Plus they were a pretty early-adopter of AWS, and they have a ton of infrastructure running on it already.
You misunderstand my comment. Understandably so, I can see I wasn't as clear as I should have been. Let me clarify: Twitter has already spent a lot of money developing their own infrastructure. They now get to enjoy significantly cheaper ongoing infrastructure costs versus the cloud, as per the sibling comment. Moving to the cloud would be "throwing money down the drain" because they would have to invest significant resources into the migration and only have an increased monthly server bill as a result.
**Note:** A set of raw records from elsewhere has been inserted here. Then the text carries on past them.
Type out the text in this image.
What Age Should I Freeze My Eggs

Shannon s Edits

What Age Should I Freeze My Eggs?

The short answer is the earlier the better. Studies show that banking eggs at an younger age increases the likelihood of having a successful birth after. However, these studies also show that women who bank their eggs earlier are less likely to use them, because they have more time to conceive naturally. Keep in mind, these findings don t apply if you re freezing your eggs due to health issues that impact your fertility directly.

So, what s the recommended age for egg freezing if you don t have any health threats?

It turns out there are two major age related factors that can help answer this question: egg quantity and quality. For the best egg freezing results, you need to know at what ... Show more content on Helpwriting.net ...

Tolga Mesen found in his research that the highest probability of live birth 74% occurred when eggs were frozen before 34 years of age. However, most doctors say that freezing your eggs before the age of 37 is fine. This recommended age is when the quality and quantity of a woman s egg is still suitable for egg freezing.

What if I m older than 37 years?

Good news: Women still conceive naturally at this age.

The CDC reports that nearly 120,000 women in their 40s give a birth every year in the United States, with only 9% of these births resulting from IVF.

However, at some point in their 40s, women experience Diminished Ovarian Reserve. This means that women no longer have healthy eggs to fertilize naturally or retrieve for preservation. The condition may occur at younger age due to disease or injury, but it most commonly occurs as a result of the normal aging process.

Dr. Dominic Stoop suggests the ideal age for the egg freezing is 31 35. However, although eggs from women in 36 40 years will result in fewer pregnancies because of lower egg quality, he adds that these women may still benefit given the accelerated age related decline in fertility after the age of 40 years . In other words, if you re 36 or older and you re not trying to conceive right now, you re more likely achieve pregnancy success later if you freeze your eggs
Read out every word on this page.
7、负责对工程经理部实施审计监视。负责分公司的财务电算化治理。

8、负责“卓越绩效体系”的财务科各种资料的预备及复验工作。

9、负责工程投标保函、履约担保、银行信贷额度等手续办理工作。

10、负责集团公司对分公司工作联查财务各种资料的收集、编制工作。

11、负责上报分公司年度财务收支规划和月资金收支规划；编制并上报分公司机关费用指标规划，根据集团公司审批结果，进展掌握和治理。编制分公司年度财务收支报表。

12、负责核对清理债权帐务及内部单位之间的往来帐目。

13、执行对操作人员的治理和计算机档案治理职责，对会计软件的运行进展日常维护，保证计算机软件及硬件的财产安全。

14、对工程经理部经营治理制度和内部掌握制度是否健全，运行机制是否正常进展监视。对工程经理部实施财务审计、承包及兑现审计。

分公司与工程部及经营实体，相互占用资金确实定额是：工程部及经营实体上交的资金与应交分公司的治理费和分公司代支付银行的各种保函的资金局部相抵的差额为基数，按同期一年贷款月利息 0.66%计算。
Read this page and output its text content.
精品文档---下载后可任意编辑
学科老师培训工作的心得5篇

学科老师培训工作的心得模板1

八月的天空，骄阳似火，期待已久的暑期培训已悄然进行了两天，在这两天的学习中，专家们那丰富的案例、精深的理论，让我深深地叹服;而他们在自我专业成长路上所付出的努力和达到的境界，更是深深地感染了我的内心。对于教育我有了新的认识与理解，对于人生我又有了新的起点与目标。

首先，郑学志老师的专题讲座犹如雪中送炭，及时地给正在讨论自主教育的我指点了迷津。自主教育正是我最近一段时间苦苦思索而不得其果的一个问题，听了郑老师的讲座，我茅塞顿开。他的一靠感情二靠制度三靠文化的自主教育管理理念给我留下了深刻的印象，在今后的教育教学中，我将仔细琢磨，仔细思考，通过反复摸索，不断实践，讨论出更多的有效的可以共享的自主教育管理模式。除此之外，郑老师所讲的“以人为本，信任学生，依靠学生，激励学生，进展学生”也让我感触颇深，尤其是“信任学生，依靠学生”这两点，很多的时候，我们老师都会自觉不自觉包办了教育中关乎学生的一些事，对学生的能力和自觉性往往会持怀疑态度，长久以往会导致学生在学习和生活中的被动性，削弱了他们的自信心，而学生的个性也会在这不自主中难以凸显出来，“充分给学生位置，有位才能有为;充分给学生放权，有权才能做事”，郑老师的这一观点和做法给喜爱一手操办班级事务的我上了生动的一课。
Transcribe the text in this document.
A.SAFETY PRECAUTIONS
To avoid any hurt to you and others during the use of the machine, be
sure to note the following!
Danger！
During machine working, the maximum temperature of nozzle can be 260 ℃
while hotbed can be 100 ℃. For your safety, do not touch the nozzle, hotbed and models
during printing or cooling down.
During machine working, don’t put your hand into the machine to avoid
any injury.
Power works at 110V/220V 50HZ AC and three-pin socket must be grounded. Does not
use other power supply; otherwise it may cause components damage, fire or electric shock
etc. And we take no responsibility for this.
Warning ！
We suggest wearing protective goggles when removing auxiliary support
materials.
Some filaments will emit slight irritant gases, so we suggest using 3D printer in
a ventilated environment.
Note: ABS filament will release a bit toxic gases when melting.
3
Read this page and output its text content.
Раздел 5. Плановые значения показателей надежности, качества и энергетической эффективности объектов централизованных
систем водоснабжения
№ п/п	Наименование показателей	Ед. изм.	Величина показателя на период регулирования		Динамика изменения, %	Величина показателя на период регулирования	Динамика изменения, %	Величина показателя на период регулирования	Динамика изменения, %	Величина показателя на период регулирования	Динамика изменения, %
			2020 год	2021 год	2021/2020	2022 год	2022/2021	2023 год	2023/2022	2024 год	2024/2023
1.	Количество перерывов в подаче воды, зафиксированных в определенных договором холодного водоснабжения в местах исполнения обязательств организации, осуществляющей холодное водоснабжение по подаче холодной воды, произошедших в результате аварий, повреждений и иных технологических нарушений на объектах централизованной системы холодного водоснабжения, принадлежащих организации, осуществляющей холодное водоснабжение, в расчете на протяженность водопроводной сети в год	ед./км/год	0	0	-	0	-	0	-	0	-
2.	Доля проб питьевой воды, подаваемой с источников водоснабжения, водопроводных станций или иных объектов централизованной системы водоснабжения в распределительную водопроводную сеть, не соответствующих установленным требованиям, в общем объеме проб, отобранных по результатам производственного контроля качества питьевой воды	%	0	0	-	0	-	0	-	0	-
Generally, at any scale over ~500 computers that run continuously, investing in private infrastructure is going to be 1/2 to 1/5 the cost of public cloud, including people costs. The real levers for improving engineering spend are around complexity of your actual serving software, which doesn't depend on / isn't really influenced by who you buy your computers from.
I don't buy that claim at all. No way you're building private infrastructure for 1/5 the cost of Azure or AWS. Or even 1/2.
If you're comparing some servers in a 4th tier colo with a poor SLA to AWS and pretending that devops time is free, then sure. But if you're actually building something with comparable reliability and availability, then no way. You're going to spend a lot more than you'd expect on extra capacity, a team of service engineers, load balancers, multiple locations, etc.
What availability does Twitter actually deliver? I might be getting mixed up with reports about other sites or biased toward older events that happened when Twitter's architecture was less mature, but it seems like it's at least a semi-regular victim of "break the Internet" phenomena.
Twitter hasn't gone down in ages. (At least 2-3 full years.) It's reliable enough that hundreds of sites use Twitter as their "if our site is down, check for updates here" alternative.
> It's reliable enough that hundreds of sites use Twitter as their "if our site is down, check for updates here" alternative.
This has nothing to do with twitter's reliability. It just means companies have said twitter is more reliable than they are so look for our update on twitter opposed to some company specific system status page.
You're severely discounting the very large margin those companies take. It is not hard to build a medium sized infrastructure, with quality, cheaply - if you have access to expertise. This usually means hiring a few infrastructure jockeys from the larger companies.
Your SLA will likely be better than with public cloud.
You should absolutely build a public cloud competitor if you believe your numbers. By your numbers you'd make a minimum 100% margin and as much as 400%.
Unfortunately two things in the way of that are will and the cost of building a long tail of product features. First, that I'm not interested in running a standalone business, and second - my research here (it's been a lot) depends on being able to spend 20% effort on an 80% solution. I don't build a dynamo or a SNS and don't need a sales and marketing budget when I'm embedded in a large company building something purpose-built. The overhead of normalizing for industry wide generic use cases kills the 500% dream.
There's obviously room here though because AWS definitely takes a margin and that means opportunity!